Energiewende Bundesverfassungsgericht lehnt Steag-Eilantrag gegen Kohleausstiegsgesetz ab

Steag verlangte für das Abschalten seiner Kraftwerke mehr Geld. Doch mit einem Antrag vor dem Bundesverfassungsgericht ist der Essener Energiekonzern gescheitert - hinter dem Unternehmen stecken Stadtwerke in öffentlicher Hand.
Steag-Kraftwerk in Recklinghausen (Archiv): Zusammenschluss kommunaler Unternehmen aus dem Ruhrgebiet

Steag-Kraftwerk in Recklinghausen (Archiv): Zusammenschluss kommunaler Unternehmen aus dem Ruhrgebiet

Foto: Marcel Kusch/ DPA

Der Essener Stromerzeuger Steag ist vor dem Bundesverfassungsgericht mit einem Eilantrag gegen das Kohleausstiegsgesetz gescheitert. Das höchste deutsche Gericht in Karlsruhe lehnte mit einem nun veröffentlichten Beschluss  den Antrag ab, der sich gegen die Höhe des Steinkohlezuschlags richtete.

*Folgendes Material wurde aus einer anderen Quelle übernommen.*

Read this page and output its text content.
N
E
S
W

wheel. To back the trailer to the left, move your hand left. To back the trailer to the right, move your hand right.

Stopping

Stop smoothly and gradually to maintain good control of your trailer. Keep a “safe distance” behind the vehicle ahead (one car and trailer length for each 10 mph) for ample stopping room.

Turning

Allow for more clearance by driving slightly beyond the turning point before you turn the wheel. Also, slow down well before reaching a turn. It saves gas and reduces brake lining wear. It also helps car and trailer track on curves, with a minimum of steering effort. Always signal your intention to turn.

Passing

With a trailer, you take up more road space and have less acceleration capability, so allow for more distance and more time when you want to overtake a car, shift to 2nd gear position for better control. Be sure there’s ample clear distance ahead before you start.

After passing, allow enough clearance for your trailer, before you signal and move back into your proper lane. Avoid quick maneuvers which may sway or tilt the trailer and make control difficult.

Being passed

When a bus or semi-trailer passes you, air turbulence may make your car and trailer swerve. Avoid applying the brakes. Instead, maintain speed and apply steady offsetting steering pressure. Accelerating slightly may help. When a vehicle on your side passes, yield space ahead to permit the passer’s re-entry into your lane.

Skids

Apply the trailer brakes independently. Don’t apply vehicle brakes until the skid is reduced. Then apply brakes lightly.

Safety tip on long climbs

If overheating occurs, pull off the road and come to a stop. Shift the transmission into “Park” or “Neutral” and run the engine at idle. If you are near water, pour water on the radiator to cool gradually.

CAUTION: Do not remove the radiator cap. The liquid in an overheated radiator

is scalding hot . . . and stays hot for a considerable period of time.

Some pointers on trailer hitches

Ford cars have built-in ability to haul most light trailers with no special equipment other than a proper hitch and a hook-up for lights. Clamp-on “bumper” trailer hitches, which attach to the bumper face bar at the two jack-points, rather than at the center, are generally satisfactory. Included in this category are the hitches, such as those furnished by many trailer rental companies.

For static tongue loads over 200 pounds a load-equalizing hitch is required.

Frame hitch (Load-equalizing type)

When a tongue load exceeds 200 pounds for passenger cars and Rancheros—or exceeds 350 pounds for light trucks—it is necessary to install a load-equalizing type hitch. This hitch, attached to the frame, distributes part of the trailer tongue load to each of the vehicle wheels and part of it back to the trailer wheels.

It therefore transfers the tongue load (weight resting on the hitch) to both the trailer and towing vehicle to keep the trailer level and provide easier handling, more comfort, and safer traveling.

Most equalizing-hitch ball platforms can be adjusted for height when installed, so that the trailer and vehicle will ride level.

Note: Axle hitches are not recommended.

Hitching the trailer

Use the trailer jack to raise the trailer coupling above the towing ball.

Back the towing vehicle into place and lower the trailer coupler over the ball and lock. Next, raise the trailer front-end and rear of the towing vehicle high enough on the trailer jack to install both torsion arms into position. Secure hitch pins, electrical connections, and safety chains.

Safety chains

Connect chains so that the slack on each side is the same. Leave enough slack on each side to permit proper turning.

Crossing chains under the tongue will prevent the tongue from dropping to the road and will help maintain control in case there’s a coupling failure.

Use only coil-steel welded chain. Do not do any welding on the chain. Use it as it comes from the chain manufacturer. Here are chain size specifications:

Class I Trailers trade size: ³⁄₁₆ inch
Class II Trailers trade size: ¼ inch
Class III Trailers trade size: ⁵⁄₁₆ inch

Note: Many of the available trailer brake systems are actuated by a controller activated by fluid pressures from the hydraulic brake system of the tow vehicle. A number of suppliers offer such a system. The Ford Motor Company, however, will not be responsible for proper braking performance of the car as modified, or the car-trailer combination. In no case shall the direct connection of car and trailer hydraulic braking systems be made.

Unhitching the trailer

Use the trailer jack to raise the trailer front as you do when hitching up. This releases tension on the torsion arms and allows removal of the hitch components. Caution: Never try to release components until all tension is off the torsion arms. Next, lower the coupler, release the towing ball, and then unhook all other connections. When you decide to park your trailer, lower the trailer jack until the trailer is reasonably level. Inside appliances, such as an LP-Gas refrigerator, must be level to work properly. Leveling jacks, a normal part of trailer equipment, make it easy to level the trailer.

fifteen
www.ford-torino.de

Ein Unternehmen, an dem die öffentliche Hand mit mehr als 50 Prozent beteiligt sei, könne sich nicht auf Grundrechte berufen, teilte das Bundesverfassungsgericht mit. Damit ist es auch aussichtslos - wie eigentlich von der Steag angekündigt - noch Verfassungsbeschwerde zu erheben.

Steag sah Grundrecht auf Eigentum angegriffen

Das Essener Energieunternehmen Steag hatte Ende Juli einen Eilantrag eingereicht. Das Unternehmen wollte nach eigenen Angaben erreichen, dass bei der für Anfang September vorgesehenen Stilllegungsauktion für Steinkohleanlagen das Volumen deutlich erhöht werde und die Zuschlagshöhen für vorläufig erklärt würden. Dabei machte die Steag unter anderem einen Eingriff in ihr Grundrecht auf Eigentum geltend.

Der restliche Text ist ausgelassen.